Defining the perivascular tumour microenvironment after neoadjuvant chemotherapy within triple negative breast cancer and correlation to metastasis

Background: Triple negative breast cancer (TNBC) remains a formidable challenge due to its high metastatic potential, limited treatment options and poor survival rates. In mouse models of cancer, tumour associated macrophages (TAMs) have been shown to accumulate around tumour blood vessels, where they promote tumour angiogenesis, immunosuppression and metastasis, reduce the efficacy of frontline anti-cancer treatments, and drive relapse.

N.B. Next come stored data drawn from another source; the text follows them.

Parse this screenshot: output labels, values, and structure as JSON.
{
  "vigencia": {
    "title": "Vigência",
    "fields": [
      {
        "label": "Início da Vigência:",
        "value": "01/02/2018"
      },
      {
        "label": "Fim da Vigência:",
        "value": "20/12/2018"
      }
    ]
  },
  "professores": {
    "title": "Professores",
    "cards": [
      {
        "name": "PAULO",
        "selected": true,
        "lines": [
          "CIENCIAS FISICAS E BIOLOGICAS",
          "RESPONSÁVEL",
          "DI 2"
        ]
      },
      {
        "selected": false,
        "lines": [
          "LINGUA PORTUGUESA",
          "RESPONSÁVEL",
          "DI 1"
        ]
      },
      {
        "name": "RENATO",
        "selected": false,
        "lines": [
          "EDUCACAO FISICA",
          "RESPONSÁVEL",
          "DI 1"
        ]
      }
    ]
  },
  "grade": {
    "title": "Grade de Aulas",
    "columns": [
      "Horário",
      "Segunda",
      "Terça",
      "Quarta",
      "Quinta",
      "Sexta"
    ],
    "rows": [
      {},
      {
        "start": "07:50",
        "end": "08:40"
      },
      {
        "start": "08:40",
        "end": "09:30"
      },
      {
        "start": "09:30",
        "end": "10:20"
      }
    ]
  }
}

Methods: Multiplex immunofluorescence staining and AI-based image analysis were used to quantify TAMs (and other immune cells) in perivascular (PV) and non-PV areas of human TNBCs in both untreated and neoadjuvant chemotherapy (NAC)-treated TNBCs. This was assessed in both tumour cell islands and the tumour stroma. Follow-up data for a 3-year period after surgery enabled these immune features to be correlated with metastasis. An ex vivo microfluidics assay was also established to model the PV features observed in TNBC sections. This used human endothelial cells to create perfusable microvessels in a fibrin gel, fibroblasts, cancer cells and macrophages.
Results: In tumors from patients who developed metastases after NAC, there were significantly lower levels of stromal CD163+ TAMs (especially those expressing the
negative checkpoint regulator, T-cell immunoglobulin and mucin domain 3, ‘TIM-3’) than in those from disease-free patients. Although these cells were predominantly PV in tumours, significant differences in their density between the above 2 patient groups were only seen in non-PV areas of the stroma. CD4+ T cells (but not CD8+ T cells) preferentially located to PV areas in all TNBCs, whereas Tregs only did so only after NAC. Distinct subsets of CD4+ and CD8+ T cells formed PV clusters with CD163+ TAMs and Tregs which were retained after NAC.
Conclusions: The density of stromal TIM-3+ CD163+ TAMs may represent a new biomarker in NAC-treated TNBC to identify patients at a higher risk of relapse.